The data stated that around 0.2 percent women in urban areas and 0.5 in rural areas use cigarettes while 21.1 men in urban areas and 28.7 percent in rural areas smoke cigarettes.
“0.1 percent women and 4 percent men in J&K are smoking bidis besides that 0.1 percent women and 2.2 percent men are smoking cigars or pipe in J&K while 0.7 women and 2.4 percent women are hookah smokers,” it reads.
“Around 27 percent cigarette smokers use 5 or below cigarettes per day, 34.7 use 5-9 cigarettes, 29.9 percent use 10-14 cigarettes in 24 hours, 6 percent use 15-24 cigarettes, while 0.3 percent use 25 or above cigarettes in 24 hours.
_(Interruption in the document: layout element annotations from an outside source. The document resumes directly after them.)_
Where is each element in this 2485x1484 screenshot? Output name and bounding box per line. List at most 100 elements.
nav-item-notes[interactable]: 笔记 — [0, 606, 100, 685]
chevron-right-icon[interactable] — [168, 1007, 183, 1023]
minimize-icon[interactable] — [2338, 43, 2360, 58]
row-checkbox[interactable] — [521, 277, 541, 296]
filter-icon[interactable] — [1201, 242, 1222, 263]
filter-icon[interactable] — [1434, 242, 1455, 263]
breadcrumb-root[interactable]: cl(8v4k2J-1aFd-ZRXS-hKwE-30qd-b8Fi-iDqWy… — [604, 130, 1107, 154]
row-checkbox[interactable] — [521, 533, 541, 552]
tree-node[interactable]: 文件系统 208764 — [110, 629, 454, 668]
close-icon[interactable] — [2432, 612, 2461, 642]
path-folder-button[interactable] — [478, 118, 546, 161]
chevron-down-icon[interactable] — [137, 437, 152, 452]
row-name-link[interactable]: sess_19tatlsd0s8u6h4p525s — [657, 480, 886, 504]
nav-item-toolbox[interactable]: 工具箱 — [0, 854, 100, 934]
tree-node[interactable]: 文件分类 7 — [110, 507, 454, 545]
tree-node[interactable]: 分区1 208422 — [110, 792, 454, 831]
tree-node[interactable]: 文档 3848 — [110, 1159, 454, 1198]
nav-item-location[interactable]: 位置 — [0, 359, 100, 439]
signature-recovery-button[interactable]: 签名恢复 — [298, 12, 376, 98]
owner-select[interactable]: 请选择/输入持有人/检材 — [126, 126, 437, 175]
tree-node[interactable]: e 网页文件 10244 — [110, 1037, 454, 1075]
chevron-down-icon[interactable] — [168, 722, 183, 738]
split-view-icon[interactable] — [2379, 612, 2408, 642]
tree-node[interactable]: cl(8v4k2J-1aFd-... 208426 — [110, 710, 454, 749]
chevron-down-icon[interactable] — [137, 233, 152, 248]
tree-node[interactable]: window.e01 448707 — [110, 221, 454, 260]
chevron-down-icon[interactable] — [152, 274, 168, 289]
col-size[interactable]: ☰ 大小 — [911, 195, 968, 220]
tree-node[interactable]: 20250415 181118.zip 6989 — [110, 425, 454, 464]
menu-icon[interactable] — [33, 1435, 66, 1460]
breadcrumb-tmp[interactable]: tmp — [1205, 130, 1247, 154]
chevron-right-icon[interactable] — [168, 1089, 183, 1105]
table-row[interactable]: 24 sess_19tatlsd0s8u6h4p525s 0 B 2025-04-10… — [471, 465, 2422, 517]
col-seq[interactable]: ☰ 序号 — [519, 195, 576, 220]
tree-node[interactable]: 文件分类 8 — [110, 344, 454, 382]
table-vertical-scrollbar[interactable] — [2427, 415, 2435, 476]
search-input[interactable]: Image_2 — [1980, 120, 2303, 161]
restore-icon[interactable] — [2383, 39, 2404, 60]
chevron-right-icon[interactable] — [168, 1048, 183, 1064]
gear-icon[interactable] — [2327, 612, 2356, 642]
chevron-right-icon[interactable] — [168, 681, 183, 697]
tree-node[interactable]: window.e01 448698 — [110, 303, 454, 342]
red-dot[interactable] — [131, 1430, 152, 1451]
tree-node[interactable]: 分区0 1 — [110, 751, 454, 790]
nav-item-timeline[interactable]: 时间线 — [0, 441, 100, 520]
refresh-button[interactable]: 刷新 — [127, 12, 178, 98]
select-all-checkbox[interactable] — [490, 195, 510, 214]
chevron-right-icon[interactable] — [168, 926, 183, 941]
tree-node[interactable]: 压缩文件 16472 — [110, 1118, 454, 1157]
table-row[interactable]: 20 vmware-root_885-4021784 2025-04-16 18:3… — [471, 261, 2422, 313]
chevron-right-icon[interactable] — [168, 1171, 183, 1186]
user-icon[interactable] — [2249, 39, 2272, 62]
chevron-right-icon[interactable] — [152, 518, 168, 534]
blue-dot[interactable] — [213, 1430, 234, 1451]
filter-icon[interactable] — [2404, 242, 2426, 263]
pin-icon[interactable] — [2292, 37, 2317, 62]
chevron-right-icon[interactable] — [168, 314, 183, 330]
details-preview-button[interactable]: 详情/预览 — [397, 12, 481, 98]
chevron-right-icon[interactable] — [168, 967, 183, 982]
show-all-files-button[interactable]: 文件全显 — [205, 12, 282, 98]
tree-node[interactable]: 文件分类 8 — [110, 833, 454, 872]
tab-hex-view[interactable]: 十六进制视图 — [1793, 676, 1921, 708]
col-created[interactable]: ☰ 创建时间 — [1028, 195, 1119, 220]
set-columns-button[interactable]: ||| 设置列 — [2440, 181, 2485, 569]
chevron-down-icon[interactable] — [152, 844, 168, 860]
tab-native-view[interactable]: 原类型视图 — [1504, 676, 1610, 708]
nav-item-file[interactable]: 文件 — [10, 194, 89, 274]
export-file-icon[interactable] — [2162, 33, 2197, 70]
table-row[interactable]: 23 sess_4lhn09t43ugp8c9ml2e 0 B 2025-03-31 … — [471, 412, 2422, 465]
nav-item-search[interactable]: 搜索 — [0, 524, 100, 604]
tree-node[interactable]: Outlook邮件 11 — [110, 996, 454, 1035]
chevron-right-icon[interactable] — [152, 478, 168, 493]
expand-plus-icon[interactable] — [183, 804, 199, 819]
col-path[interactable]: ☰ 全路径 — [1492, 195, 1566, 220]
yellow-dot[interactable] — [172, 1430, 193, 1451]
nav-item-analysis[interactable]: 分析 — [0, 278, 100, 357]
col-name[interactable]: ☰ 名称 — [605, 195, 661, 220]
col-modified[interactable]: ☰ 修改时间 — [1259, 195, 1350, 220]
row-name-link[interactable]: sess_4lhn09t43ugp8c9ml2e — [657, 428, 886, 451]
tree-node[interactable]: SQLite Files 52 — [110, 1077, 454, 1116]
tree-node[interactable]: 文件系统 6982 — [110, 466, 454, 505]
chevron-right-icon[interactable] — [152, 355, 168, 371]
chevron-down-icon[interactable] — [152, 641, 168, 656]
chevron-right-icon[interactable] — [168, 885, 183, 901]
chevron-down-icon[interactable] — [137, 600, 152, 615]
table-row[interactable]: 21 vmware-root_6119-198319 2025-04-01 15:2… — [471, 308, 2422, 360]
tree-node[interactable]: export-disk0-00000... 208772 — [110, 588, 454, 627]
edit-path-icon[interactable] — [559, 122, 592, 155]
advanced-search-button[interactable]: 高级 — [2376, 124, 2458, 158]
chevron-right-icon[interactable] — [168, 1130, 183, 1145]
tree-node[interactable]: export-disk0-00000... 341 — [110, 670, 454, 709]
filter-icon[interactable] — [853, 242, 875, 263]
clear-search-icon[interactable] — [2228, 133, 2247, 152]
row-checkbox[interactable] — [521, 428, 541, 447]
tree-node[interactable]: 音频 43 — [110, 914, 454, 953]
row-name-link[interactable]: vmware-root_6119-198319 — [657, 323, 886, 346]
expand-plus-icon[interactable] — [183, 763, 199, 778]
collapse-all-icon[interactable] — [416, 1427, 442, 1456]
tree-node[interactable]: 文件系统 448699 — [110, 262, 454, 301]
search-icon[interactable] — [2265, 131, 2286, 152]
Meanwhile, a survey conducted by Department of Community Medicine Government Medical College Srinagar revealed that around 23 percent of school going adolescents are smokers in Srinagar.
As per the survey, the prevalence of cigarette smoking among adolescent boys was found to be 29% ever smokers, and 23% current smokers.
“In addition, more than half (60.8%) of adolescents were exposed to tobacco smoke from others in public places. In the multivariate analysis parent smoking, peer smoking, exposure to movie with actors smoking, not being exposed to anti-smoking media messages, not discussing in the class about danger of smoking, were significantly associated with current cigarette smoking among adolescents,” the survey reads, “The prevalence rate is increasing in its spread, exposure to environmental tobacco exposure is widespread. Moreover adolescents should be enriched with knowledge on the dangers of tobacco use.”
The survey said that among the surveyed schools, 29% adolescents were those who smoked at least one puff. An estimated 23% of the adolescents were current smokers, it added.
“Among the respondents 181 (15.1 %) of them usually smoked 2-5 cigarettes on the days they smoked, and the majority (14.8%) of them buy their cigarettes often from shop. Moreover, 16.1% of the respondents who are smoking currently spend more than 1000 rupees for cigarettes in the last month preceding the survey,” the survey reads.
“Among those currently smoking, 172/276 (62.3%) of adolescents want to stop smoking cigarettes at the time of the survey. However, only 56/276 (20.2 %) of them tried to stop smoking cigarettes during the past year.”
“Moreover among half of the currently smoking adolescents indicated that they would be able to stop smoking if they wanted to do and only half of them received help or advice that encourage them to quit smoking from ever smokers around 40% of the adolescents had quit smoking cigarette in the last year, and they have mentioned reasons for quitting.